To ensure the books offered to customers are nearly as new as the new ones, Duozhuayu collects only well-preserved secondhand books. Every book is then reconditioned manually, sterilized in ozone – a process that can kill 99% of bacteria – and is covered with plastic.
“There was no existing information online telling us how to repair a book,” said Duozhuayu's founder Wei Ying, “We built the whole process from the ground up, and tried everything including ethanol, sandpaper, pressure cutting, ultraviolet light and ozone.”
Unlike some secondhand goods recycling platforms that adopt a C2C model where users sell used books directly to individual buyers, Duozhuayu employs a C2B2C model in which users sell their used books directly to the platform in bulk. This comes in handy when sellers plan to move to another place and want to quickly get rid of all their unwanted used books.
Algorithm to predict demand
Initially, Duozhuayu allowed users to sell any book on its platform as long as each book was well preserved. A problem quickly arose. Regardless of the price, some books would just not sell, leading Duozhuayu to change the way it accepted books for resale, excluding, for example, textbooks, books about healthy eating and books published before 2004.

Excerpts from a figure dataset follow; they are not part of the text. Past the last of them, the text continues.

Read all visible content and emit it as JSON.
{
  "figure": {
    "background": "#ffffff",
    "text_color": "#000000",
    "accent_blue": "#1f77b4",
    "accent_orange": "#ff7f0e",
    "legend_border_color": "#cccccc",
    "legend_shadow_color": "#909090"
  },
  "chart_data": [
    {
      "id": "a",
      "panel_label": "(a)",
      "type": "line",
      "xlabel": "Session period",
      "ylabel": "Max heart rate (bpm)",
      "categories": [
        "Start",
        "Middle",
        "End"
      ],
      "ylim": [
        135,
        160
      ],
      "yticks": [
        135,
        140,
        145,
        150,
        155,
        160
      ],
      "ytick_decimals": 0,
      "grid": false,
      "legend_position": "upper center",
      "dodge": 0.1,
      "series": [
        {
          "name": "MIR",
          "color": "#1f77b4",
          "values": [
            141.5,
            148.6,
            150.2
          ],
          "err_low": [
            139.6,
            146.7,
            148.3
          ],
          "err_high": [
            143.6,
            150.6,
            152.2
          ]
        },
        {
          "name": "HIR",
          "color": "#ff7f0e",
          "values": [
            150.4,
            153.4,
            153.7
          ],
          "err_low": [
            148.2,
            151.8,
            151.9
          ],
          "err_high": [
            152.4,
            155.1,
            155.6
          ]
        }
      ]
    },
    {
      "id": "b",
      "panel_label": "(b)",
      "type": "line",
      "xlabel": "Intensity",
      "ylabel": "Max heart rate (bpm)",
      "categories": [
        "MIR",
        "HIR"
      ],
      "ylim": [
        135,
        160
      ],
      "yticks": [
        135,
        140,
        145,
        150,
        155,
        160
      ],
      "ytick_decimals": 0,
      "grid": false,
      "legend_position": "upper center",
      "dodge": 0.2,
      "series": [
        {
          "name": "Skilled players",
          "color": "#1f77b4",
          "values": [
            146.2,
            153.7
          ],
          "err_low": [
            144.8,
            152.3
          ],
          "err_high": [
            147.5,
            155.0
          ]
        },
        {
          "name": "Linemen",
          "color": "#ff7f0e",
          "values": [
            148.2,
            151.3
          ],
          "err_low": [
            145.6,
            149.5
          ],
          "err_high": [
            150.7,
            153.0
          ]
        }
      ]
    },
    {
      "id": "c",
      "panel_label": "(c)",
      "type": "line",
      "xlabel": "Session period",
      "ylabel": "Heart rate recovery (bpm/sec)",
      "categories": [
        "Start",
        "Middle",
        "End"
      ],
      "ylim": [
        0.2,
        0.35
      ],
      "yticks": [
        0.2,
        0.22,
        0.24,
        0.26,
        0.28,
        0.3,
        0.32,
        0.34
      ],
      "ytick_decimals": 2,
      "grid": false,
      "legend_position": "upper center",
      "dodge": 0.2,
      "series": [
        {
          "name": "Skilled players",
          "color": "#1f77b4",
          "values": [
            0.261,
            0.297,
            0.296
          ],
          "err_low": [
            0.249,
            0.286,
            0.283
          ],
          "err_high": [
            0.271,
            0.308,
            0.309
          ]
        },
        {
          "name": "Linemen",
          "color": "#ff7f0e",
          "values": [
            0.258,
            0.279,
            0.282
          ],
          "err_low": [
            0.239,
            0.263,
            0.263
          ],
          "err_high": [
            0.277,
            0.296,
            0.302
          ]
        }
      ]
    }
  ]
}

However, Duozhuayu's rules were also flexible to avoid good books being permanently excluded. Those carefully selected books have helped attract its core users today, mostly the highly educated, true book lovers.
Later, Duozhuayu came up with a better idea to choose its stock of books: an algorithm. By feeding transaction data into its algorithm, Duozhuayu is now able to predict the demand for a certain book, which helps it decide if a book should be rejected. By using the turnover rate of the inventory and the preset profit margin, Duozhuayu’s algorithm can also determine the price of any book it buys or sells.
For example, the algorithm works out that a book about China’s Spring and Autumn Period by Xiong Yi could be sold at a price higher than its original price when new because it is now rare and not easily available. On the other hand, the algorithm also works out that a book on the relationship between someone's character and the stars will only fetch RMB 3.
The algorithm is evolving and learns from Duozhuayu's transactions. Some of the books that were rejected in the past could be accepted by Duozhuayu later as its user base expands and demand for books change. "Our competitors cannot just copy our price because the algorithm we have built is tailored to our readership," said Wei.
Wei, who was formerly the market director of China's largest online C2C secondhand trading platform Xianyu, believes in the growth potential of China's secondhand economy.
"After the bubble of over-consumption, people will start to reflect and the secondhand economy will grow," said Wei. "That’s what happened to the US and Japan, and I think that is going to happen in China."
The data supports her judgement. Since it was founded, Duozhuayu's users have grown 55% annually. The market is expected to reach trillions of RMB by 2020 with a 30% annual growth from 2017.
Duozhuayu had maintained from day one that it was not only eyeing the used books market. In June 2019, the platform began to accept other secondhand goods. These included adornment and tech products, such as Swarovski earrings, cotton print fabric and Sennheiser headphones.
It is a big market where Duozhuayu might face many competitors from other secondhand trading platforms to e-commerce players that sell cheap goods. "But the things that are good for earth is worth doing," said Wei.